Clustering

What is Clustering?

Clustering is an unsupervised learning problem concerned with grouping all the observations of a dataset according to their similarity by some common characteristics. Common clustering algorithms are k-means, hierarchical clustering, spectral clustering, etc.

It groups an unlabeled dataset into distinct subgroups called clusters. The algorithm analyzes the numerical variables of the data points and groups them so that items within the same cluster have high statistical similarity to each other, while items in different clusters have low similarity, based on specific mathematical distance measurements.

 

What is the primary purpose of Clustering?

The primary purpose of clustering is to discover hidden structures, inherent patterns, or natural groupings within a dataset where the specific categories are unknown in advance. It enables organizations to segment massive, unorganized datasets into manageable, distinct groups for structural analysis and targeted decision-making.

 

How does Clustering differ from Classification?

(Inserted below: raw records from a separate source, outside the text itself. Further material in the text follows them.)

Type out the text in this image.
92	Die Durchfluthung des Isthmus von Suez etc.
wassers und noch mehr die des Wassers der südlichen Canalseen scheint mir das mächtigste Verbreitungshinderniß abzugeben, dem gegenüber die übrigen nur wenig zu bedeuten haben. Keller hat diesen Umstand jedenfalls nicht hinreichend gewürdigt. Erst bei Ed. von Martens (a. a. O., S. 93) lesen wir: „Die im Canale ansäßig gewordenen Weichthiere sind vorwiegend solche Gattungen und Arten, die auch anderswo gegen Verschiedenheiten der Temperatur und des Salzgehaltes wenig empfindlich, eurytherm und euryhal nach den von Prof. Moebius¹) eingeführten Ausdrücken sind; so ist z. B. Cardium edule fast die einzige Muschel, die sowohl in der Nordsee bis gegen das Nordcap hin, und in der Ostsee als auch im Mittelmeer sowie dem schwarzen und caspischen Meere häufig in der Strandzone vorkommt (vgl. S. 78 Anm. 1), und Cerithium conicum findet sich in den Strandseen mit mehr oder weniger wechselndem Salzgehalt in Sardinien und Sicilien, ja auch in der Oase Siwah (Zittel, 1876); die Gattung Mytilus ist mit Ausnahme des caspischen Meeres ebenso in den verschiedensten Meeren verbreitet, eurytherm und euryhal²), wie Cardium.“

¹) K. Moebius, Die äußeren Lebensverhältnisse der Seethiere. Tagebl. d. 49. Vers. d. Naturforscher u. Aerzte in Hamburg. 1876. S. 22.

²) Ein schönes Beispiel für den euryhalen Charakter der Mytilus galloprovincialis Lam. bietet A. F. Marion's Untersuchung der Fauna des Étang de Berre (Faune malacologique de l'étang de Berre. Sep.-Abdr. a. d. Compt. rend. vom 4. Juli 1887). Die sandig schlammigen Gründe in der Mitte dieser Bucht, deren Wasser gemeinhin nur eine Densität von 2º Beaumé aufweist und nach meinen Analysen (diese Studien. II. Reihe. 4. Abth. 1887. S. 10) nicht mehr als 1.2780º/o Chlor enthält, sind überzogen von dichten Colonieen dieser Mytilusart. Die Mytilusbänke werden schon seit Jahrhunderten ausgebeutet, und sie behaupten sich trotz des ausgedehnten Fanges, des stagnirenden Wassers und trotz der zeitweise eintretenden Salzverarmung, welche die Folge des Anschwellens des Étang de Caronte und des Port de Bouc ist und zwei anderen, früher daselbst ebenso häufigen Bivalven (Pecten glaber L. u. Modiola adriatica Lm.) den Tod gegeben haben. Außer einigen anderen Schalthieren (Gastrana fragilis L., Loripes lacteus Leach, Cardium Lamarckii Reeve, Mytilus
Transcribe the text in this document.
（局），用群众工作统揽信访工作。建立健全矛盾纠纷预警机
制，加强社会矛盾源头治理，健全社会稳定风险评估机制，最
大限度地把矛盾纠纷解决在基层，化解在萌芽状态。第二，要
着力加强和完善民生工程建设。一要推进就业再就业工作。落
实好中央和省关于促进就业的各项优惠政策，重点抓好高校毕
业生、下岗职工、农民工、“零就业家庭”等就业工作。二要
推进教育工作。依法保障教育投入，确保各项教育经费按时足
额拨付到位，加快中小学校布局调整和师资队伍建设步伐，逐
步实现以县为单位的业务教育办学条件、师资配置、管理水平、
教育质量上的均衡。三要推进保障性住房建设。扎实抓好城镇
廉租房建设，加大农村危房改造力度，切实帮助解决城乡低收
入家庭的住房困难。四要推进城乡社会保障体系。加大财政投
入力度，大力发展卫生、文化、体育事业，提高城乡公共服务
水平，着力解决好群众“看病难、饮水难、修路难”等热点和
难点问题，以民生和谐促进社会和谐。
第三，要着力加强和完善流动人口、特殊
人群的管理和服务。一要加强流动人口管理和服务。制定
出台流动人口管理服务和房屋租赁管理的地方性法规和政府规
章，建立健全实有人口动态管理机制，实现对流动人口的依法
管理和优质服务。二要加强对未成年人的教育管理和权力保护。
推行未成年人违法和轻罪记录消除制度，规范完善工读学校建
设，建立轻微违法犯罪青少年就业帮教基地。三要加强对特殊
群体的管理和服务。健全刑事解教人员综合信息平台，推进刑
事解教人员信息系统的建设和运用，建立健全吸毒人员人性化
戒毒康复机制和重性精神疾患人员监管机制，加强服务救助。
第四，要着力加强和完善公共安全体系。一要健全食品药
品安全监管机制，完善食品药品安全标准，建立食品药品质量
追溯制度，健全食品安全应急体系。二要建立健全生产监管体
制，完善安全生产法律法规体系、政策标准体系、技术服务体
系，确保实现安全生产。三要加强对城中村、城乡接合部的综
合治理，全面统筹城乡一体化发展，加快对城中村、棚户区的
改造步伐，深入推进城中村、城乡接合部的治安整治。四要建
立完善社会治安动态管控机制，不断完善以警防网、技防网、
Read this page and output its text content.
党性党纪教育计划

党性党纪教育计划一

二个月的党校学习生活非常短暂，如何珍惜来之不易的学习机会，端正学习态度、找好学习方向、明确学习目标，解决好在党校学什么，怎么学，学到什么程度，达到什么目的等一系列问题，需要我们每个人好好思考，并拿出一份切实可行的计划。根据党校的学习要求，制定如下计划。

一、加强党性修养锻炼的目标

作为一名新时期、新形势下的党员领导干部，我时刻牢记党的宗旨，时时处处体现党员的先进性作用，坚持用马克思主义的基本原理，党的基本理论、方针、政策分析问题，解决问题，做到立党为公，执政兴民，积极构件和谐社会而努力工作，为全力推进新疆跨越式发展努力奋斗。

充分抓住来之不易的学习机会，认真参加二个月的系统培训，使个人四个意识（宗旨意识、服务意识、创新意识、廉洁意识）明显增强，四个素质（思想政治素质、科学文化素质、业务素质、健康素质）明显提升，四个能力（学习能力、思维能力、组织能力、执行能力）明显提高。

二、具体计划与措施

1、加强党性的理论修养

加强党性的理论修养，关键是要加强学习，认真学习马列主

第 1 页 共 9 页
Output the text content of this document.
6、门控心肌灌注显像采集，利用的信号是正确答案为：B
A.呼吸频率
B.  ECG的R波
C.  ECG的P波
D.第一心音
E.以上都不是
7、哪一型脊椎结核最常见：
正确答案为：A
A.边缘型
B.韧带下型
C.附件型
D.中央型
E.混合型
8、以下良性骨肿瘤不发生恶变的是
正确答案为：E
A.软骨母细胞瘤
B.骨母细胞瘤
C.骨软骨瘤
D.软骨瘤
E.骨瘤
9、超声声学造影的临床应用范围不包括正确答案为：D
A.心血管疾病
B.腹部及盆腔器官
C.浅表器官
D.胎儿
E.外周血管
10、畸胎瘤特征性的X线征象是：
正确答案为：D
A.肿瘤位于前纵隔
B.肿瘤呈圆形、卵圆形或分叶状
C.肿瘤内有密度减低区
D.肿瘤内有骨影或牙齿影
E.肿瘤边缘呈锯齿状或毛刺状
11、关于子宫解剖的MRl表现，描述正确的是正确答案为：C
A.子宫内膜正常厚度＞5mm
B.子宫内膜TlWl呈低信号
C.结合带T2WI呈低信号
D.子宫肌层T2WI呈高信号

  • Classification is a supervised learning process that requires labeled historical data to train an algorithm to sort new data into predefined categories.
  • Clustering is an unsupervised learning process that uses strictly unlabeled data. The clustering algorithm does not know the categories in advance, it must independently calculate the data relationships to form its own groups.

 

What are the most common algorithms used for Clustering?

Data scientists use different algorithms depending on the structure of the data:

  • K-Means Clustering: Divides the data into a predefined number (represented by the variable 'K') of distinct, non-overlapping groups based on the mathematical center point of each group.
  • Hierarchical Clustering: Builds a structured hierarchy of clusters by either merging small clusters into larger ones or dividing large clusters into smaller ones, often represented by a tree-diagram called a dendrogram.
  • Density-Based Clustering (e.g., DBSCAN): Groups data points that are closely packed together in high-density regions and identifies data points in low-density regions as outliers or noise.

 

How do you measure the quality of a Cluster?

Because there are no true labels to compare against, cluster quality is evaluated using mathematical metrics that measure two specific factors:

  • Cohesion: How closely related and tightly packed the data points are within a single cluster.
  • Separation: How distinct and physically distant the different clusters are from one another. A common metric for this calculation is the Silhouette Score, which outputs a numerical value indicating the overall quality of the grouping.

 

Business Example: How is Clustering used for customer segmentation?

  1. In a business context, a retail company uses clustering to segment its customer base for targeted marketing.
  2. The company inputs unlabeled customer data such as annual income, purchase frequency, and average order value into a clustering algorithm.
  3. The algorithm processes this data and naturally groups customers with similar purchasing behaviors into distinct clusters (e.g., high-frequency low-spenders, low-frequency high-spenders).
  4. The marketing department then uses these factual groupings to send specific, data-driven promotional emails to each distinct cluster.